Map showing Govan in relation to Glasgow, 1654
Map showing Govan in relation to Glasgow, 1654

Not only did the landscape of the town change but the population also changed, in number and form. In 1861 Govan’s population was dominated by Scots and Irish, who comprised around 98% of the population. The average percentage of Irish born for the whole of Scotland for 1861 was around the 7% mark, in Govan this was 18%. The peak for Irish immigration into Scotland had been in the years running up to, and immediately following, 1851, when as a result of the devastating potato blight that led to famine, 1 million Irish died and a further 1 million emigrated. In 1861 around 2% of the population of Govan was born in England.
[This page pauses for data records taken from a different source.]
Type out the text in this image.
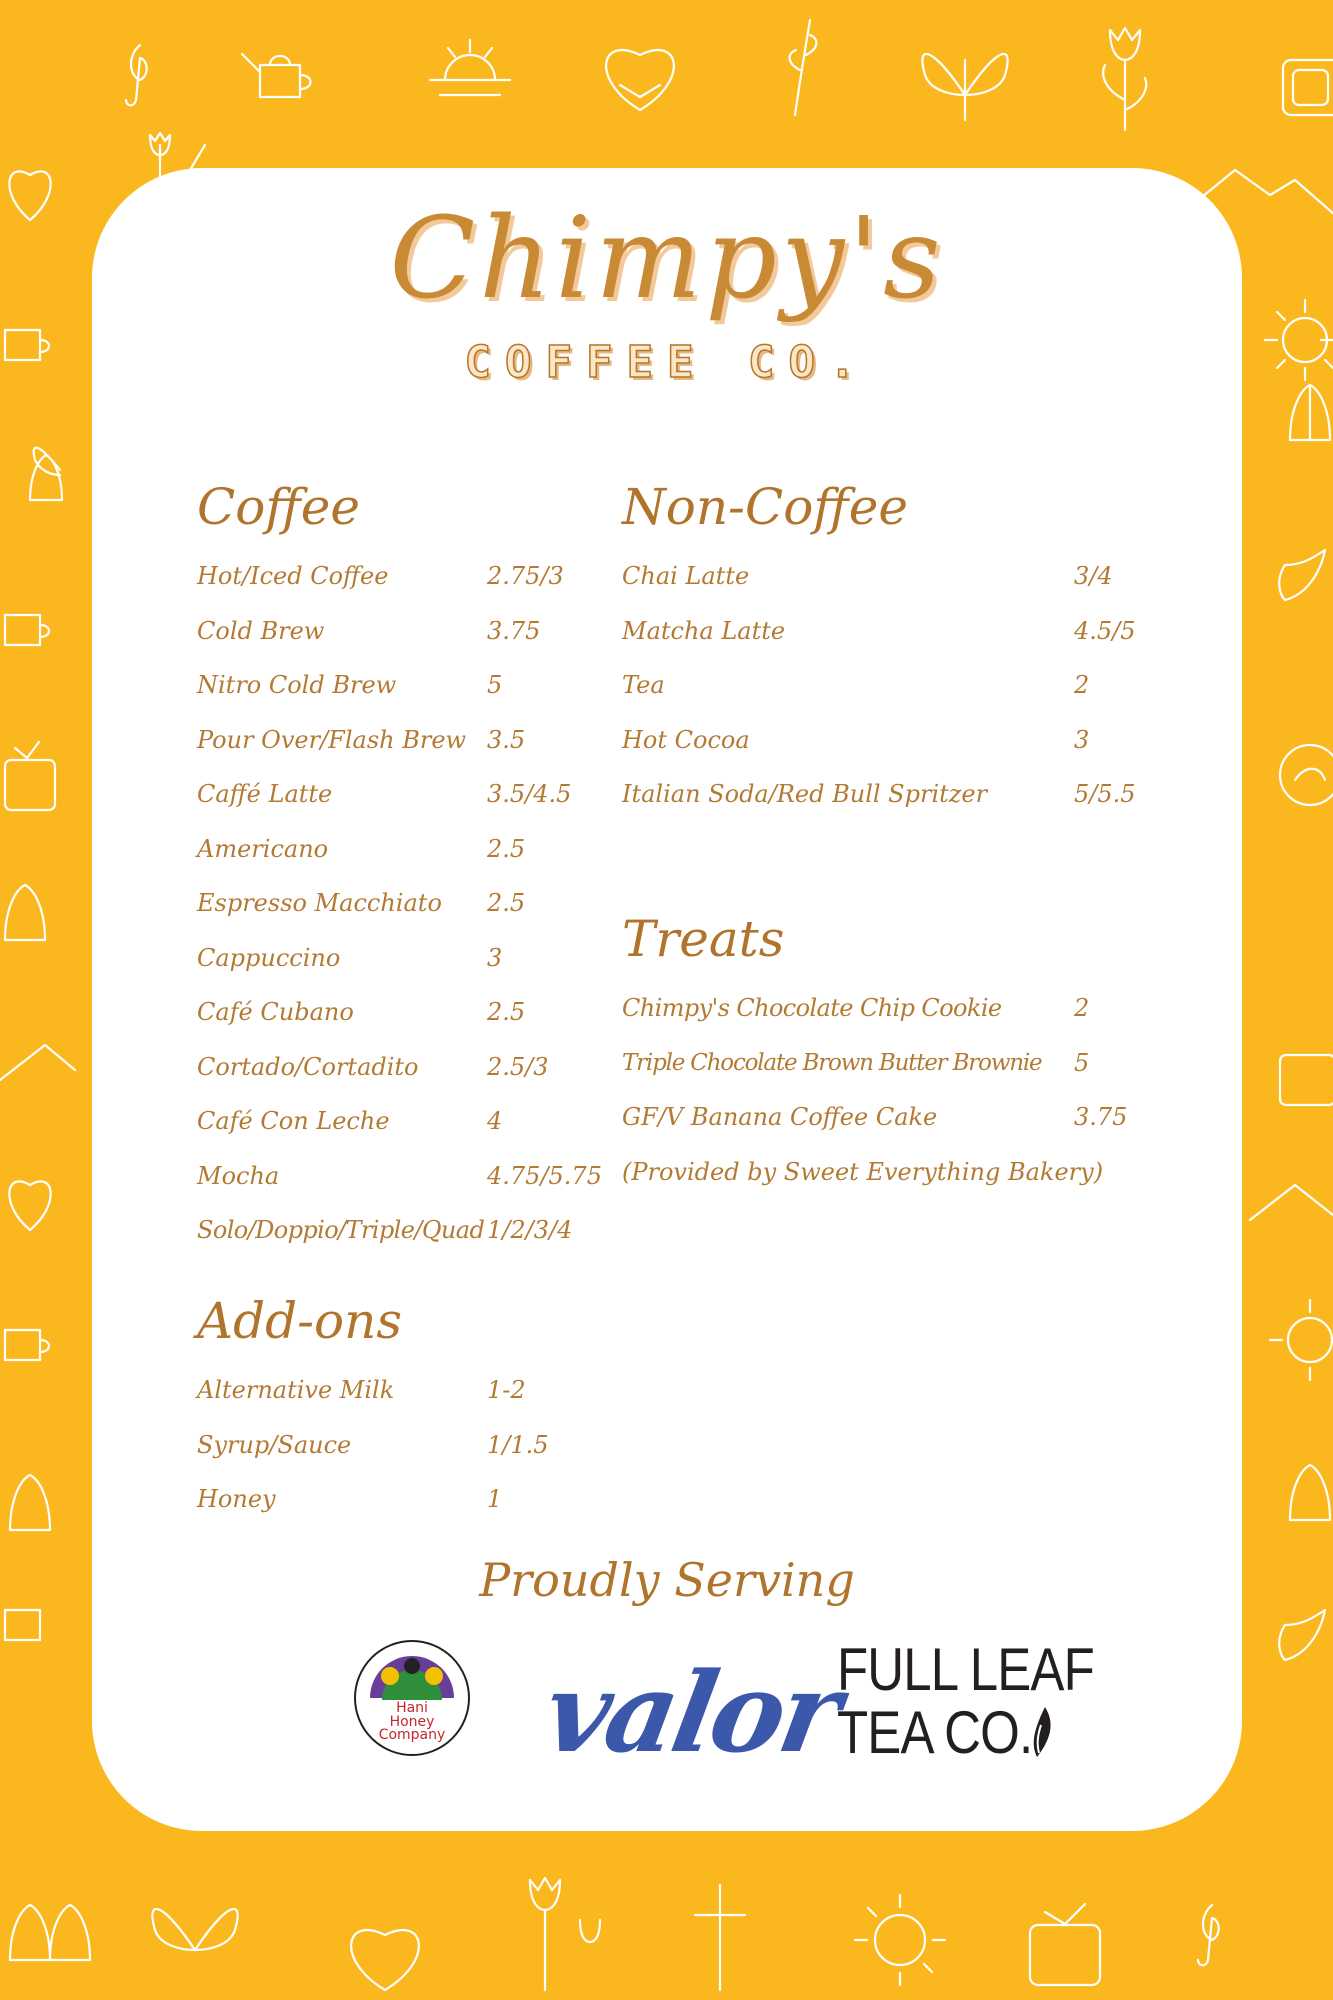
Chimpy's
COFFEE CO.
Coffee
Hot/Iced Coffee	2.75/3
Cold Brew	3.75
Nitro Cold Brew	5
Pour Over/Flash Brew 3.5
Caffé Latte	3.5/4.5
Americano	2.5
Espresso Macchiato	2.5
Cappuccino	3
Café Cubano	2.5
Cortado/Cortadito	2.5/3
Café Con Leche	4
Mocha	4.75/5.75
Solo/Doppio/Triple/Quad 1/2/3/4
Non-Coffee
Chai Latte	3/4
Matcha Latte	4.5/5
Tea	2
Hot Cocoa	3
Italian Soda/Red Bull Spritzer	5/5.5
Treats
Chimpy's Chocolate Chip Cookie	2
Triple Chocolate Brown Butter Brownie	5
GF/V Banana Coffee Cake	3.75
(Provided by Sweet Everything Bakery)
Add-ons
Alternative Milk	1-2
Syrup/Sauce	1/1.5
Honey	1
Proudly Serving
Hani
Honey
Company valor
FULL LEAF
TEA CO.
By 1881, Govan was beginning to attract an increasing number of Russians, Austrians and Poles: the first wave of Central and Eastern European migration, which would rise significantly in the following 20 years.

What typified this latter form of international migration was that it was forced. These migrants were not decanting themselves to Scotland solely in the search for work – as English migrants had been doing – but this was necessitated by threat of harm, inflicted not by nature but by man. The infamous anti-Jewish pogroms in Russia which erupted regularly during the late 19th century were murderous in their scope, claiming the lives of between 2500 and 5000 Jewish men, women and children (the exact numbers of those murdered is difficult to estimate).

Govan’s diversity is probably best demonstrated through reference to census statistics. In 1911, around 78% of the town’s population was Scottish born (which would have included second-generation Irish), 11% were Irish, around 7% were Russian or Polish, 4% were English and the rest were drawn from diverse backgrounds including, Austria, USA, Hungary, Germany, Turkey and France. In effect, over one fifth of the town’s population were not Scots born. The impact that immigration had on Govan is difficult to measure; undoubtedly there would have existed some xenophobia but immigrants brought with them particular skill sets and an adaptability that was vital for survival. They also impacted upon the roll-call of Glasgow surnames, many of which still exist today. This is despite the mangling of non-British surnames which occurred when census staff filled in their records struggling with phonetics along the way; tracing one family we found that their surname had changed 3 times in 3 censuses.

© OpenStreetMap contributors
© OpenStreetMap contributors

The parish (or ‘Combination’, rather than the burgh) was extensive, stretching from Renfrew on its western border, north to Anniesland, south towards Shawlands on its southern border and east until Rutherglen. According to the census of 1881, the population of the parish stood at over 220,000, with the majority of the population drawn from the working classes. At the yearend around 2% of the population was registered poor (discounting dependants), and in receipt of relief from the parish, although a significantly larger percentage sought temporary relief throughout the year, with hundreds more failing in their applications for support. Due to its large population the parish played host to between 600 and 1000 marriages per year in the pre-war period, and in excess of 4000 births.

Govan Parish, therefore, was a perfect urban centre for us to use in our research project. It had a large population, a mixed demographic of largely working-class origin, and like most large conurbations, had a healthy turnover of marriages and births.